Rattraper ce retard, combler ce
manque, peut ressembler à un choix stratégique : quoi de mieux pour battre
en brêche la réthorique de Supports-Surfaces et l’héritage moderniste que
d’aller puiser dans les pratiques sculpturales contemporaines, par nature
étrangères à ces questions ? Il est amusant, à cet égard, de relever la parution, dès le début de
l’année 1980 (soit dans la foulée de la première livraison d’Artistes), d’un numéro spécial d’artpress (n°35) consacré à la sculpture. Le sommaire hésite
entre exhaustivité impossible d’un état des lieux, approche historique et parti
pris esthétique. Y cohabitent notamment Rodin, Gonzalez, David Smith, Anthony
Caro, Tim Scott, Mickael Steiner, Donatello, Barnett Newman, Ed Kienholz, Ulrich
Rückriem, Alian Kirili, Côme Mosta-Heirt, David Clareboudt, Richard Tuttle.
Comme s’il fallait, dans la précipitation, corriger la quasi absence de
traitement des problématiques liées à la sculpture dans les précédents numéros
— précipitation dont témoignent quelques « oublis »

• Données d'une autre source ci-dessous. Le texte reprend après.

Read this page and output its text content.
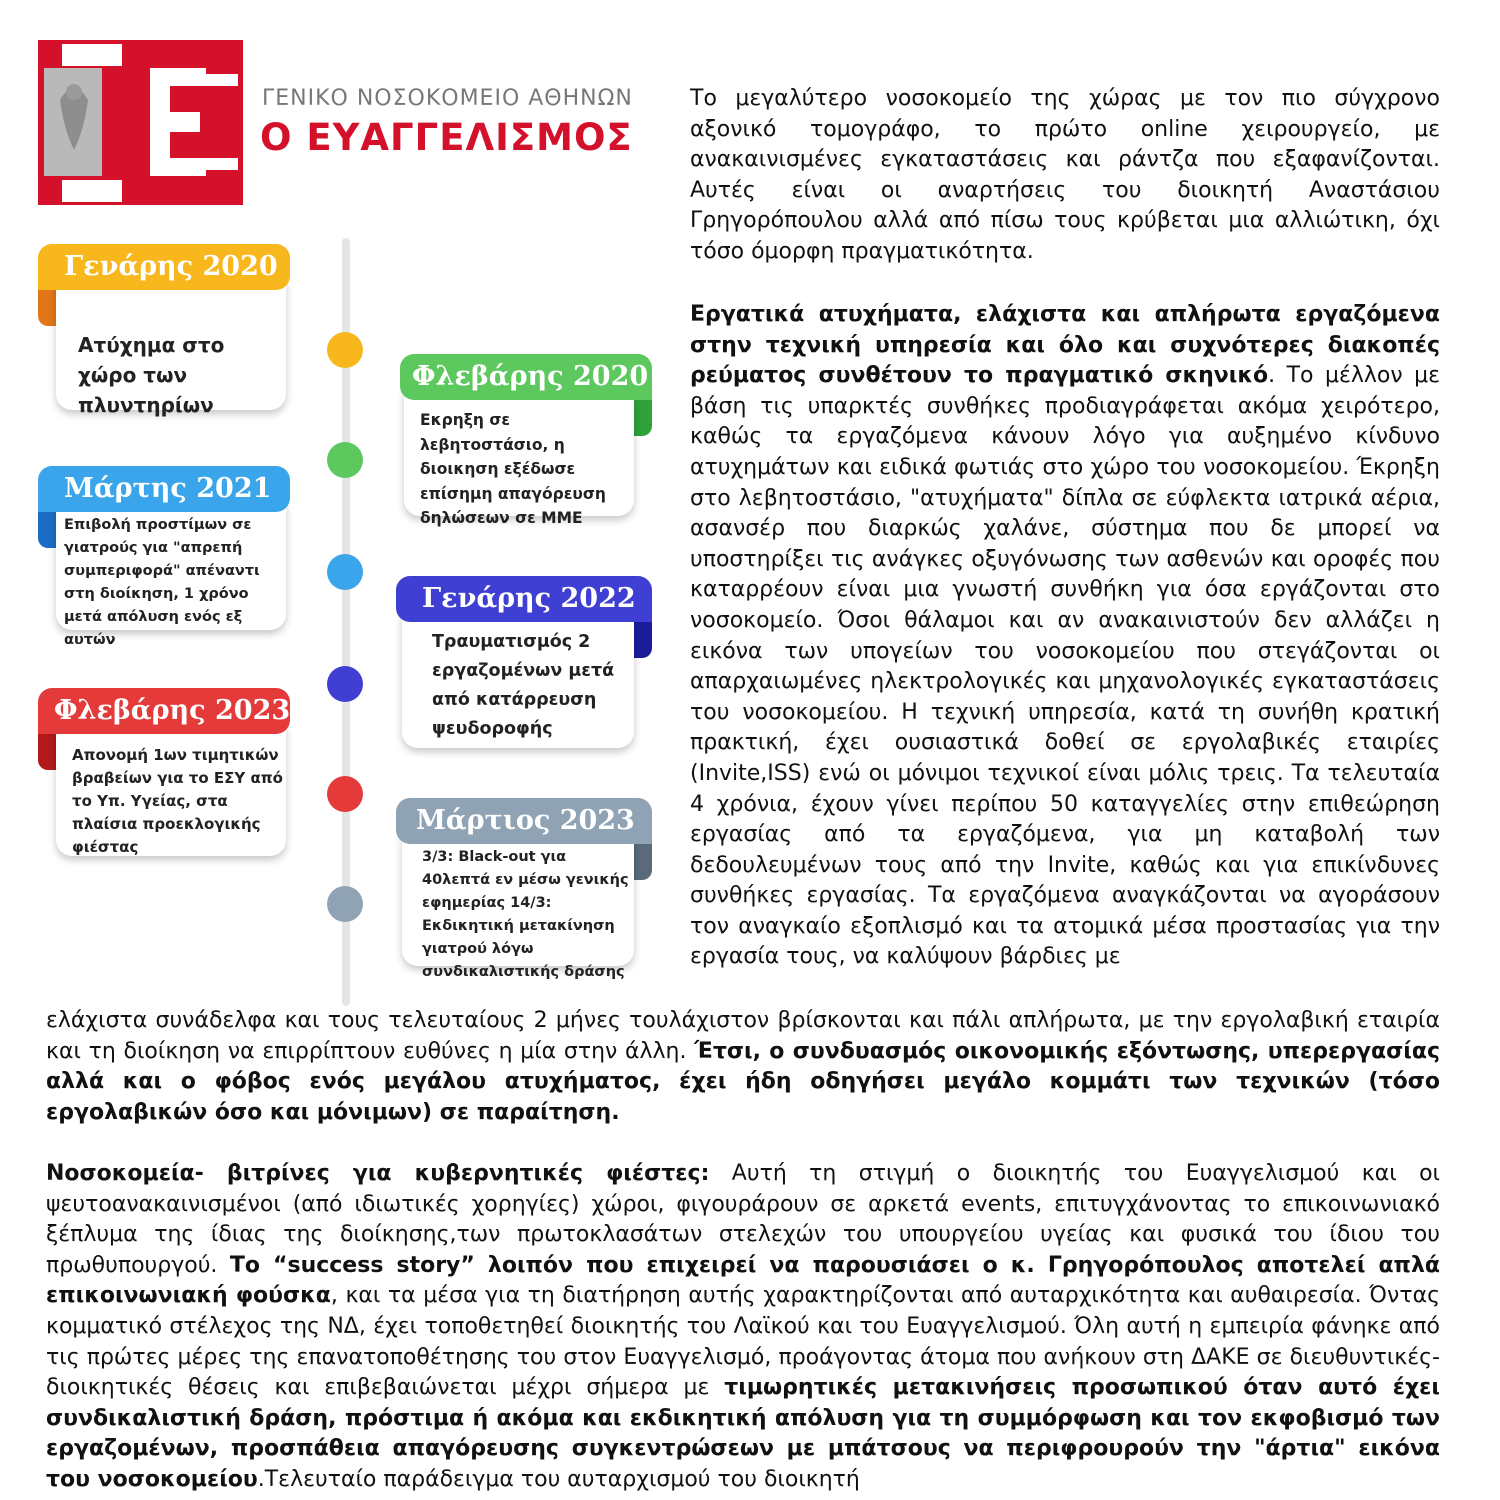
ΓΕΝΙΚΟ ΝΟΣΟΚΟΜΕΙΟ ΑΘΗΝΩΝ
Ο ΕΥΑΓΓΕΛΙΣΜΟΣ
Γενάρης 2020
Ατύχημα στο χώρο των πλυντηρίων
Φλεβάρης 2020
Εκρηξη σε λεβητοστάσιο, η διοικηση εξέδωσε επίσημη απαγόρευση δηλώσεων σε ΜΜΕ
Μάρτης 2021
Επιβολή προστίμων σε γιατρούς για "απρεπή συμπεριφορά" απέναντι στη διοίκηση, 1 χρόνο μετά απόλυση ενός εξ αυτών
Γενάρης 2022
Τραυματισμός 2 εργαζομένων μετά από κατάρρευση ψευδοροφής
Φλεβάρης 2023
Απονομή 1ων τιμητικών βραβείων για το ΕΣΥ από το Υπ. Υγείας, στα πλαίσια προεκλογικής φιέστας
Μάρτιος 2023
3/3: Black-out για 40λεπτά εν μέσω γενικής εφημερίας 14/3: Εκδικητική μετακίνηση γιατρού λόγω συνδικαλιστικής δράσης

Το μεγαλύτερο νοσοκομείο της χώρας με τον πιο σύγχρονο αξονικό τομογράφο, το πρώτο online χειρουργείο, με ανακαινισμένες εγκαταστάσεις και ράντζα που εξαφανίζονται. Αυτές είναι οι αναρτήσεις του διοικητή Αναστάσιου Γρηγορόπουλου αλλά από πίσω τους κρύβεται μια αλλιώτικη, όχι τόσο όμορφη πραγματικότητα.

Εργατικά ατυχήματα, ελάχιστα και απλήρωτα εργαζόμενα στην τεχνική υπηρεσία και όλο και συχνότερες διακοπές ρεύματος συνθέτουν το πραγματικό σκηνικό. Το μέλλον με βάση τις υπαρκτές συνθήκες προδιαγράφεται ακόμα χειρότερο, καθώς τα εργαζόμενα κάνουν λόγο για αυξημένο κίνδυνο ατυχημάτων και ειδικά φωτιάς στο χώρο του νοσοκομείου. Έκρηξη στο λεβητοστάσιο, "ατυχήματα" δίπλα σε εύφλεκτα ιατρικά αέρια, ασανσέρ που διαρκώς χαλάνε, σύστημα που δε μπορεί να υποστηρίξει τις ανάγκες οξυγόνωσης των ασθενών και οροφές που καταρρέουν είναι μια γνωστή συνθήκη για όσα εργάζονται στο νοσοκομείο. Όσοι θάλαμοι και αν ανακαινιστούν δεν αλλάζει η εικόνα των υπογείων του νοσοκομείου που στεγάζονται οι απαρχαιωμένες ηλεκτρολογικές και μηχανολογικές εγκαταστάσεις του νοσοκομείου. Η τεχνική υπηρεσία, κατά τη συνήθη κρατική πρακτική, έχει ουσιαστικά δοθεί σε εργολαβικές εταιρίες (Invite,ISS) ενώ οι μόνιμοι τεχνικοί είναι μόλις τρεις. Τα τελευταία 4 χρόνια, έχουν γίνει περίπου 50 καταγγελίες στην επιθεώρηση εργασίας από τα εργαζόμενα, για μη καταβολή των δεδουλευμένων τους από την Invite, καθώς και για επικίνδυνες συνθήκες εργασίας. Τα εργαζόμενα αναγκάζονται να αγοράσουν τον αναγκαίο εξοπλισμό και τα ατομικά μέσα προστασίας για την εργασία τους, να καλύψουν βάρδιες με

ελάχιστα συνάδελφα και τους τελευταίους 2 μήνες τουλάχιστον βρίσκονται και πάλι απλήρωτα, με την εργολαβική εταιρία και τη διοίκηση να επιρρίπτουν ευθύνες η μία στην άλλη. Έτσι, ο συνδυασμός οικονομικής εξόντωσης, υπερεργασίας αλλά και ο φόβος ενός μεγάλου ατυχήματος, έχει ήδη οδηγήσει μεγάλο κομμάτι των τεχνικών (τόσο εργολαβικών όσο και μόνιμων) σε παραίτηση.

Νοσοκομεία- βιτρίνες για κυβερνητικές φιέστες: Αυτή τη στιγμή ο διοικητής του Ευαγγελισμού και οι ψευτοανακαινισμένοι (από ιδιωτικές χορηγίες) χώροι, φιγουράρουν σε αρκετά events, επιτυγχάνοντας το επικοινωνιακό ξέπλυμα της ίδιας της διοίκησης,των πρωτοκλασάτων στελεχών του υπουργείου υγείας και φυσικά του ίδιου του πρωθυπουργού. Το “success story” λοιπόν που επιχειρεί να παρουσιάσει ο κ. Γρηγορόπουλος αποτελεί απλά επικοινωνιακή φούσκα, και τα μέσα για τη διατήρηση αυτής χαρακτηρίζονται από αυταρχικότητα και αυθαιρεσία. Όντας κομματικό στέλεχος της ΝΔ, έχει τοποθετηθεί διοικητής του Λαϊκού και του Ευαγγελισμού. Όλη αυτή η εμπειρία φάνηκε από τις πρώτες μέρες της επανατοποθέτησης του στον Ευαγγελισμό, προάγοντας άτομα που ανήκουν στη ΔΑΚΕ σε διευθυντικές- διοικητικές θέσεις και επιβεβαιώνεται μέχρι σήμερα με τιμωρητικές μετακινήσεις προσωπικού όταν αυτό έχει συνδικαλιστική δράση, πρόστιμα ή ακόμα και εκδικητική απόλυση για τη συμμόρφωση και τον εκφοβισμό των εργαζομένων, προσπάθεια απαγόρευσης συγκεντρώσεων με μπάτσους να περιφρουρούν την "άρτια" εικόνα του νοσοκομείου.Τελευταίο παράδειγμα του αυταρχισμού του διοικητή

regrettables : Constantin Brancusi, Toni Grand, Joseph Beuys, Richard
Serra…
Manœuvre stratégique de BLV,
donc ? Peut-être, mais pas seulement. Car les orientations de BLV, qu’il
imprime à la revue, sont fondées sur une réflexion critique portant sur la
contruction du récit historique relative à la sculpture. Sortir de la double
clôture du modernisme américain et de la déconstruction matérielle et
idéologique opérée par Supports-Surfaces, c’est s’écarter de discours qui sont les
derniers avatars du parangon : une définition de l’Art fondée sur le
modèle de la peinture. Alors que la sculpture occupe une place de choix pour
des pans entiers de l’histoire de l’art classique, médiéval, antique,
paléolithique ; qu’elle se voit, à la Renaissance, devenir le modèle idéal
copié par la peinture, elle est nettement le « parent pauvre » de
l’histoire de l’art moderne (de Manet et Cézanne à Pollock et
Supports-Surfaces), dans un mouvement amorcé au cours de la seconde moitié du XIXème
siècle. Le contre-exemple offert par la réception et le succès de l’œuvre de
Rodin ne fait que souligner le peu d’intérêt général pour la sculpture, et
rendre assourdissant le silence sur le sujet dont font preuve les « grands
récits » de la modernité — le modernisme greenbergien en tête. Dans
les années 1970, cette position marginale de la sculpture
— j’entends : dans la réception critique, non dans les
pratiques — est encore de mise, en France tout au moins.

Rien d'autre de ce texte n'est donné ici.